Tuesday, 10 July 2012

Parole Evidence Admissible to Prove a Trust

The "parole evidence" rule is well known: extrinsic evidence of parties' intention "is not admissible to add to, subtract from, vary, or contradict" express contractual terms.  However, there is an exception to every rule and this particular one is said to have a myriad of exceptions, including use of extrinsic evidence to resolve an ambiguity, to establish a term implied by custom, or to establish a collateral contract.

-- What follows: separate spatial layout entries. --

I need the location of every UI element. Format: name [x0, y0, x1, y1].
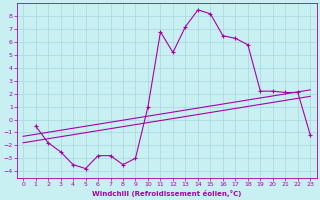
X-axis label: Windchill (Refroidissement éolien,°C): Windchill (Refroidissement éolien,°C)	[92, 190, 241, 197]
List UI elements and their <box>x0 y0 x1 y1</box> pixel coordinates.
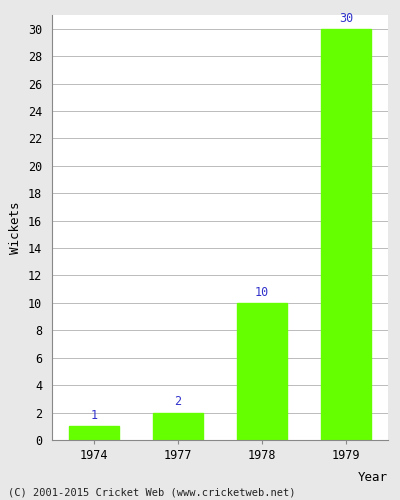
Text: 30: 30 <box>339 12 353 24</box>
Text: Year: Year <box>358 470 388 484</box>
Bar <box>321 28 371 440</box>
Text: 10: 10 <box>255 286 269 299</box>
Y-axis label: Wickets: Wickets <box>10 201 22 254</box>
Bar <box>153 412 203 440</box>
Text: 1: 1 <box>90 409 98 422</box>
Text: 2: 2 <box>174 396 182 408</box>
Bar <box>69 426 119 440</box>
Text: (C) 2001-2015 Cricket Web (www.cricketweb.net): (C) 2001-2015 Cricket Web (www.cricketwe… <box>8 488 296 498</box>
Bar <box>237 303 287 440</box>
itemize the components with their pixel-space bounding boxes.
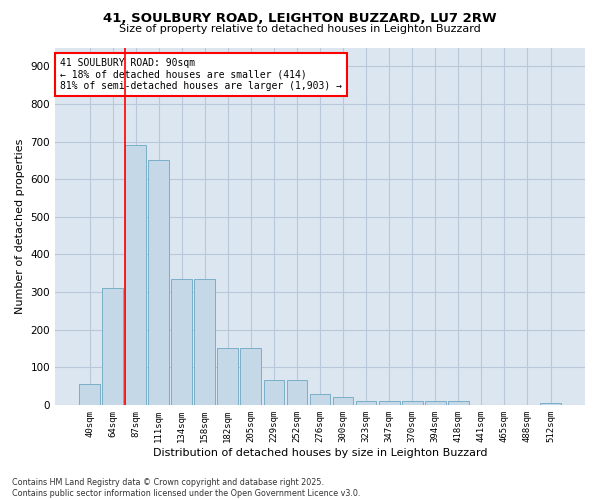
Bar bbox=[263, 380, 284, 405]
Bar bbox=[332, 398, 353, 405]
Bar bbox=[241, 348, 261, 405]
Text: Size of property relative to detached houses in Leighton Buzzard: Size of property relative to detached ho… bbox=[119, 24, 481, 34]
Bar bbox=[172, 279, 192, 405]
Bar bbox=[540, 403, 561, 405]
Bar bbox=[79, 384, 100, 405]
Bar bbox=[402, 401, 422, 405]
Bar bbox=[102, 288, 123, 405]
Bar bbox=[125, 146, 146, 405]
Text: 41, SOULBURY ROAD, LEIGHTON BUZZARD, LU7 2RW: 41, SOULBURY ROAD, LEIGHTON BUZZARD, LU7… bbox=[103, 12, 497, 26]
Text: 41 SOULBURY ROAD: 90sqm
← 18% of detached houses are smaller (414)
81% of semi-d: 41 SOULBURY ROAD: 90sqm ← 18% of detache… bbox=[61, 58, 343, 92]
Bar bbox=[194, 279, 215, 405]
Bar bbox=[287, 380, 307, 405]
Text: Contains HM Land Registry data © Crown copyright and database right 2025.
Contai: Contains HM Land Registry data © Crown c… bbox=[12, 478, 361, 498]
Bar bbox=[148, 160, 169, 405]
Bar bbox=[356, 401, 376, 405]
Bar bbox=[425, 401, 446, 405]
Bar bbox=[217, 348, 238, 405]
Bar bbox=[448, 401, 469, 405]
Bar bbox=[379, 401, 400, 405]
Bar bbox=[310, 394, 331, 405]
X-axis label: Distribution of detached houses by size in Leighton Buzzard: Distribution of detached houses by size … bbox=[153, 448, 487, 458]
Y-axis label: Number of detached properties: Number of detached properties bbox=[15, 138, 25, 314]
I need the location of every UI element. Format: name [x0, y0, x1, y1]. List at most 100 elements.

In a recent decision in Bradshaw v. Stenner, 2012 BCCA 296, the court, after reviewing a number of venerable English and Canadian authorities, concluded that another recognized exception to the parole evidence rule is admissibility of extrinsic evidence to prove a trust:
[153]     In my opinion, the parol evidence rule and the entire agreement clause cannot be invoked by the appellant to exclude the oral evidence of the trust because, as in Marlborough ([1894] 2 Ch. 133) with respect to the Statute of Frauds, to do so would permit the parol evidence rule to be used as an instrument of fraud.  In cases in which a trust is alleged and proven, I consider that the correct approach is to conclude that the parol evidence rule has no application.  If the trust is proven, the court must consider any impact its terms may have on title and must also consider any accounting that arises between the parties.  
...
[157]     Because it was the intention of the parties that the appellant would take title to the property as a trustee only, the legal means they employed to achieve that result were of no importance.  Creation of the trust was the overriding purpose.  To borrow a phrase used in Ali, the “form of transfer” cannot be relied upon by the appellant to defeat the trust.  The appellant had obligations under the trust that she cannot avoid by relying on words in the printed-form contract used by the parties out of legal necessity (or what Mr. Stenner saw as legal necessity) in its implementation.  I consider this to be the proper application of the fundamental principle of law stated by Lindley L.J. in Rochefoucauld ([1897] 1 Ch. 196).  That principle, as Professor Waters points out and which the cases I have cited collectively support, has been with us for more than a century.  We have been cited no authority that entertains a contrary view of the law, or in which it is suggested that the principle should not have modern application.  
Notably, the court held that the presence of the "entire contract" clause, which would typically exclude any extra-contractual representations, did not apply to proving a trust.